I don’t know what it is, but there is something about the guys who are billionaires that is very different from everyone else. To you and me, having $500 million is practically the same as being a billionaire. Even having $50 million or just $5 million is a lot of money to me and far more than anything I have. But here’s the thing, the guy with $500 million is just like the guy with $5 million and just like you and me, he will go to his grave scared that he’ll end up destitute in some filthy poorhouse at the mercy of a nurse-maid who hates life.
But not the billionaires. Yes, they care about their wealth, but they’re after something different at the point they have nine zeroes in the bank account. They’re oddly beyond money.
Of the ones I have met, they have been good men and shockingly frugal. They’re very interested in the interplay between ideas, people, and institutions. They’re looking for trends and rely on their gut instinct quite a bit. They have a small group they trust because they know that the vast majority of people around them, no matter all the nice things said, just want some of their money. They must be detached and insulated from the world, while still able to touch and feel it, they need to have their fingers in things just enough to get a sense of the trends and currents.
The most important thing you can be for a billionaire is honest. Flattery and awards work for other men, but the billionaire doesn’t need any of it. The rare gem for him is honesty.I'm trying to remember if I've ever met a billionaire. Perhaps not. Many extremely wealthy businessmen, but no one truly over the top in wealth in the way Foley is describing, what I think of as "Bill Gates money." I have at least worked with a number of wealthy guys who valued honesty more than flattery, and therefore were willing to put up with my egregious tactlessness, something I'd have done well to learn to control much earlier in life. I shudder to think of the number of enemies I made for no good reason and without even being entirely aware of it at the time.
On the other hand, a lot of people probably benefited from my honesty. I'm interested to see now whether it will play with local voters, who will have to be deeply concerned about opacity in local government in order to find it attractive in a candidate.
9 comments:
In the movies, they don't like your honesty (and bluntness) at first, but then you get them through some crisis and they love you. I'm sure that's how it works in real life, too.
:-) Or one is forever a prophet without honor in his own land, a tragic and fascinating figure. Certainly not someone who simply needs to learn better interpersonal skills, not to mention charity.
Honesty to one's self is intensely valuable. To others, it's usually better to be tactful. It would be interesting to discover that, at some level of liberation from worldly concerns, it became intensely valuable again.
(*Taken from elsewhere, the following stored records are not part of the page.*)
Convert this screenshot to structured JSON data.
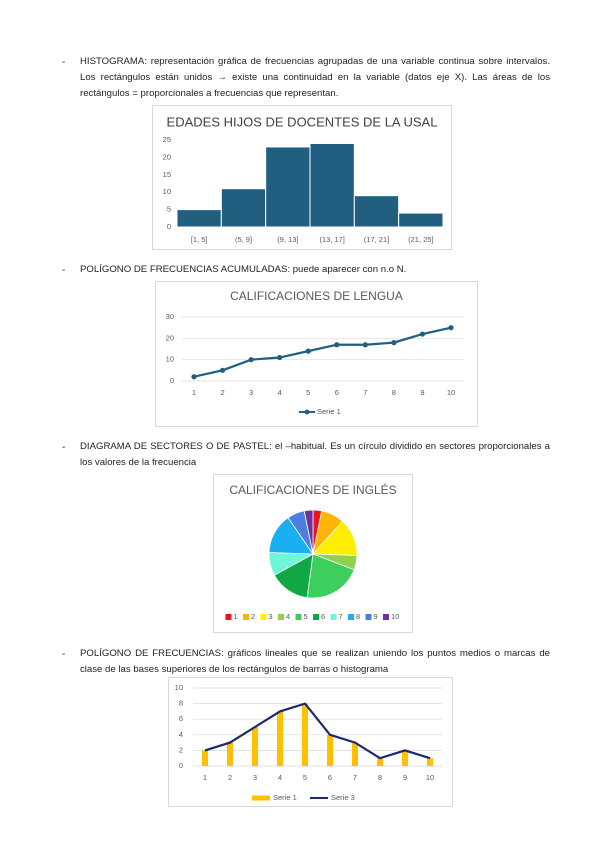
{
  "paragraphs": [
    "HISTOGRAMA: representación gráfica de frecuencias agrupadas de una variable continua sobre intervalos. Los rectángulos están unidos → existe una continuidad en la variable (datos eje X). Las áreas de los rectángulos = proporcionales a frecuencias que representan.",
    "POLÍGONO DE FRECUENCIAS ACUMULADAS: puede aparecer con n.o N.",
    "DIAGRAMA DE SECTORES O DE PASTEL: el –habitual. Es un círculo dividido en sectores proporcionales a los valores de la frecuencia",
    "POLÍGONO DE FRECUENCIAS: gráficos lineales que se realizan uniendo los puntos medios o marcas de clase de las bases superiores de los rectángulos de barras o histograma"
  ],
  "chart_data": [
    {
      "type": "histogram",
      "title": "EDADES HIJOS DE DOCENTES DE LA USAL",
      "categories": [
        "[1, 5]",
        "(5, 9]",
        "(9, 13]",
        "(13, 17]",
        "(17, 21]",
        "(21, 25]"
      ],
      "values": [
        5,
        11,
        23,
        24,
        9,
        4
      ],
      "color": "#215f80",
      "ylim": [
        0,
        25
      ],
      "yticks": [
        0,
        5,
        10,
        15,
        20,
        25
      ]
    },
    {
      "type": "line",
      "title": "CALIFICACIONES DE LENGUA",
      "categories": [
        "1",
        "2",
        "3",
        "4",
        "5",
        "6",
        "7",
        "8",
        "9",
        "10"
      ],
      "series": [
        {
          "name": "Serie 1",
          "color": "#215f80",
          "values": [
            2,
            5,
            10,
            11,
            14,
            17,
            17,
            18,
            22,
            25
          ]
        }
      ],
      "ylim": [
        0,
        30
      ],
      "yticks": [
        0,
        10,
        20,
        30
      ],
      "grid": true
    },
    {
      "type": "pie",
      "title": "CALIFICACIONES DE INGLÉS",
      "categories": [
        "1",
        "2",
        "3",
        "4",
        "5",
        "6",
        "7",
        "8",
        "9",
        "10"
      ],
      "values": [
        3,
        8,
        13,
        5,
        20,
        14,
        8,
        14,
        6,
        3
      ],
      "colors": [
        "#e8141e",
        "#ffb400",
        "#ffee00",
        "#92d050",
        "#3ccf5e",
        "#10a845",
        "#6ff5d8",
        "#18b0f0",
        "#4d7fe0",
        "#7030a0"
      ]
    },
    {
      "type": "combo",
      "categories": [
        "1",
        "2",
        "3",
        "4",
        "5",
        "6",
        "7",
        "8",
        "9",
        "10"
      ],
      "series": [
        {
          "name": "Serie 1",
          "type": "bar",
          "color": "#ffc000",
          "values": [
            2,
            3,
            5,
            7,
            8,
            4,
            3,
            1,
            2,
            1
          ]
        },
        {
          "name": "Serie 3",
          "type": "line",
          "color": "#1a2a6c",
          "values": [
            2,
            3,
            5,
            7,
            8,
            4,
            3,
            1,
            2,
            1
          ]
        }
      ],
      "ylim": [
        0,
        10
      ],
      "yticks": [
        0,
        2,
        4,
        6,
        8,
        10
      ],
      "grid": true
    }
  ]
}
Tact and honesty aren't mutually exclusive. It just takes more skill than folks like me, and like T99 used to be, to do both in the same sentence or two.
On the other hand, folks who disliked your integrity at first and then love you after your saving them from some crisis still dislike your integrity; they're just hoping for more favors.
Eric Hines
Someone should write a book that encourages speaking the truth in love...but it's already been done.
Humans tend to get one, but not both.
Sadly, I am only a tiny bit more tactful now than I used to be. I'm trying to be more aware of other people and less like a textbook case of Asperger's.
Asperger's - I resemble that remark. So does my son.
Dealing with him gave me a better understanding of what my parents went through :)
Someone said, "To help a man, tell him the truth; but to help yourself, flatter."
Not that there is much flattery to be found in this crowd!
But there is: we flatter by honoring with the truth.